2026: Reforms To Steady The Naira, But Election Spending May Test The Guardrails

By OBI DAVIES
NIGERIA is stepping into 2026 with improving macroeconomic signals that contrast sharply with the turbulence of the previous two years. Analysts at Coronation Group say the economy is showing cautious resilience, driven by sustained policy reforms, rising foreign exchange (FX) liquidity, and stronger capital flows — but warn that the gains remain exposed to pre-election fiscal pressures.
In 2025, global markets grappled with tariff threats, trade realignments, and geopolitical flashpoints, forcing companies to delay investments and unwind prior adjustments. Yet, the IMF revised 2025 global GDP growth upward to 3.2% from 3.0%, reflecting unexpected stability in advanced economies, easing energy costs, and cooling inflation. Central banks, including the US Federal Reserve, cut interest rates by 75 basis points, though cautiously, amid concerns that trade tensions could keep inflation sticky.
Against this uncertain global backdrop, Nigeria’s domestic indicators showed relative improvement. Real GDP growth rose to 3.98% in Q3 2025, supported by higher oil export volumes, stronger agricultural output, and sustained expansion in ICT and financial services. Inflation moderated significantly, declining from 24.48% year-on-year in January 2025 to 14.45% by November, aided by tighter policy alignment between the Federal Government and the CBN, as well as statistical rebasing.
The naira also reversed months of steep depreciation, appreciating by 6.33% to N1,446.74 per dollar by November 2025, after losing over 41% in 2024. Coronation analysts link this to deeper FX market transparency and improved liquidity following the Unified Market FX Framework and enhanced compliance monitoring. Foreign investors responded positively, injecting $10.95 billion in portfolio inflows between January and November 2025, while Nigeria’s $2.35 billion Eurobond issuance attracted a record-breaking order book.

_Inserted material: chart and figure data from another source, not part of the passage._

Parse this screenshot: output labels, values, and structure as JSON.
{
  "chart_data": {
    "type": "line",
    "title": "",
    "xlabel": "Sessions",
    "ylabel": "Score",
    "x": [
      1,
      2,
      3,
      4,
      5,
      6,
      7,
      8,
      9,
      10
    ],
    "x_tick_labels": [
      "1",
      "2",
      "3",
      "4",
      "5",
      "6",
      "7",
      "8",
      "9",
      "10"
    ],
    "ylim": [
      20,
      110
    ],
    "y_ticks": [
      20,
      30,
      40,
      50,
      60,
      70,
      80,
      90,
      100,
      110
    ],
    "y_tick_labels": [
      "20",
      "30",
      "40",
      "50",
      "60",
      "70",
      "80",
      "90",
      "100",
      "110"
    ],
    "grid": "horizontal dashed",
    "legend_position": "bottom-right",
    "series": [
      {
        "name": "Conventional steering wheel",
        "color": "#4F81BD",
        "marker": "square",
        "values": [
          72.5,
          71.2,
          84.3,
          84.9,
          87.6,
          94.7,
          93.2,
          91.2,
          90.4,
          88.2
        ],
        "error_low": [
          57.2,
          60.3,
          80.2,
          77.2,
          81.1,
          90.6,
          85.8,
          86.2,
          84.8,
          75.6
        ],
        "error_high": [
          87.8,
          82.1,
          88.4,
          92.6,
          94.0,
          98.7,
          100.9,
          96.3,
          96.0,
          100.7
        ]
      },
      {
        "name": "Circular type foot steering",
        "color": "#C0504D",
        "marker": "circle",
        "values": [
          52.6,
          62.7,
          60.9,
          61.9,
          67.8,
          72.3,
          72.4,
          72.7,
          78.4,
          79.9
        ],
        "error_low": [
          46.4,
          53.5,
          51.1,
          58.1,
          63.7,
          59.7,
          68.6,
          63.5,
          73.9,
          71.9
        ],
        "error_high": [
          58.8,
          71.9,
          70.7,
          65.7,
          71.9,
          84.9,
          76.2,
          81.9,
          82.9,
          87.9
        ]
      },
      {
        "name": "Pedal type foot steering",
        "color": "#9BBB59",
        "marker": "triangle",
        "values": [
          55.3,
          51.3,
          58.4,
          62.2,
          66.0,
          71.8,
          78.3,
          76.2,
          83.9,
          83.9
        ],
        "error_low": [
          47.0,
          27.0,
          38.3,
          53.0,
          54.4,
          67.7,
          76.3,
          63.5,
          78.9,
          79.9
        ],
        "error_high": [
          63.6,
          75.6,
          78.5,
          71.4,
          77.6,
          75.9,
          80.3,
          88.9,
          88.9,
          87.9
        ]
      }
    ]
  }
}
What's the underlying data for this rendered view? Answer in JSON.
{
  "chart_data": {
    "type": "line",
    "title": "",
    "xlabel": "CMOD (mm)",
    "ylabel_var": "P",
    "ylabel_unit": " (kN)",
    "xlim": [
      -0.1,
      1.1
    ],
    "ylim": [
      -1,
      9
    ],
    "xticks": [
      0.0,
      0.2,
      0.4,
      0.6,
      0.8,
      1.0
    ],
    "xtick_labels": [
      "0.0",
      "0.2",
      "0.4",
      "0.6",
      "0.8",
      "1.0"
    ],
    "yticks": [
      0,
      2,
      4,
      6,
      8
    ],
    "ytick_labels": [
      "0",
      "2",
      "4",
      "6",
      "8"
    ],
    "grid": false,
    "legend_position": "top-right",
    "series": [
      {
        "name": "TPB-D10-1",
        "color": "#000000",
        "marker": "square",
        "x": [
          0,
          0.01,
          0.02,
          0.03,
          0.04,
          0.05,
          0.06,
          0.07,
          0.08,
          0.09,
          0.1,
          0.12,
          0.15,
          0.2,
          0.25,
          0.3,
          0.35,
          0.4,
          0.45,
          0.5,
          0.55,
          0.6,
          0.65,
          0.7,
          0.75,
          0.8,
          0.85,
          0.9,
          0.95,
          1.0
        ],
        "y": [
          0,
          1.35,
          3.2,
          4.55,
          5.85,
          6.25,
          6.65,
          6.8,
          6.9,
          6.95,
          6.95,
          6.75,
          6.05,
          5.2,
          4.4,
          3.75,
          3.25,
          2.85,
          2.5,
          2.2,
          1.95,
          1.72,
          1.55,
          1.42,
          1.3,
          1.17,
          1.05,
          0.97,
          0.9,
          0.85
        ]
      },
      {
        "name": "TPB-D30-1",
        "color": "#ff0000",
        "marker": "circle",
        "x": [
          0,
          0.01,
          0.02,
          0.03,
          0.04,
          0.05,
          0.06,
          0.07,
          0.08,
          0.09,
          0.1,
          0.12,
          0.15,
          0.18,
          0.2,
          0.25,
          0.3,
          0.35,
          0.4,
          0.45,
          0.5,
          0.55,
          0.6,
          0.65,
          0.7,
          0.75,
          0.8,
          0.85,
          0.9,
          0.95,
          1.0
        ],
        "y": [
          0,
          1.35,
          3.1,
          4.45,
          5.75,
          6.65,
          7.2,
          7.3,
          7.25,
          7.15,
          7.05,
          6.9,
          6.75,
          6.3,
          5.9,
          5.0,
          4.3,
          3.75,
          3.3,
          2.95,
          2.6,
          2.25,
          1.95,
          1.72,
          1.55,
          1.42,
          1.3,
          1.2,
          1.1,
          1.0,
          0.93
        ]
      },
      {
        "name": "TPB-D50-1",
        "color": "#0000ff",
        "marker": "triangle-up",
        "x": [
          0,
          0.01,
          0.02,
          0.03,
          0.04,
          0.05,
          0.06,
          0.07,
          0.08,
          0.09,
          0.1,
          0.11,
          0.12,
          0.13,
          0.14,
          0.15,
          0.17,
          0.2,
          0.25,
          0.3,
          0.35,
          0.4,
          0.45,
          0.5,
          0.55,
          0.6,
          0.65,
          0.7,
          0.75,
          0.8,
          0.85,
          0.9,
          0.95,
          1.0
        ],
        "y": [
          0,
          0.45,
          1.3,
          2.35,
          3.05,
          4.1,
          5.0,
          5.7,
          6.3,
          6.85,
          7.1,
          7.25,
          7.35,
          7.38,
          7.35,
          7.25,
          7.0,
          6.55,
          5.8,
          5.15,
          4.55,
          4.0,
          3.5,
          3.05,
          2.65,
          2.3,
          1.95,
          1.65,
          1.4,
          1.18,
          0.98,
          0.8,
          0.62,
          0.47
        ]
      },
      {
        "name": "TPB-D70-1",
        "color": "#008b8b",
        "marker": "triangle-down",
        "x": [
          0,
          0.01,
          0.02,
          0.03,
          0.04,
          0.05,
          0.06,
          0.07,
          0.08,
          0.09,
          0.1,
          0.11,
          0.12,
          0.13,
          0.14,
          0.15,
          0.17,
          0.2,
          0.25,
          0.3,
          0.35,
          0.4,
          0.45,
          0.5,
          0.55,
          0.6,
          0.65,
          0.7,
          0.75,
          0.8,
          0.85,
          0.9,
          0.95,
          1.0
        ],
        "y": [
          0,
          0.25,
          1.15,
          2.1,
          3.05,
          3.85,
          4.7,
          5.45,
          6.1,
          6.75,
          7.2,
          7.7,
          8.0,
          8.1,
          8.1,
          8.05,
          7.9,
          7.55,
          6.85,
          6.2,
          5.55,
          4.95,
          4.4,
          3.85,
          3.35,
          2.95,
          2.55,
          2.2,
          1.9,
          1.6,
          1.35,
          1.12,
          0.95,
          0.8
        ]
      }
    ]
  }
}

However, Coronation Group projects that 2026 will be a year of “fragile stabilisation,” where political liquidity cycles could determine outcomes. In its base-case scenario, the firm expects steady oil production and continued reform transmission to anchor moderate growth and further inflation easing in the first half of 2026. The optimistic case foresees stronger FX inflows, faster disinflation, and a firmer naira. The pessimistic scenario, however, assumes policy slippage, lower oil output, or aggressive pre-election fiscal injections, which could reignite inflation and limit monetary flexibility.
While the direction is encouraging, analysts stress that policy discipline — especially around election-cycle spending — will determine whether 2026 becomes a consolidation year or another volatility trigger.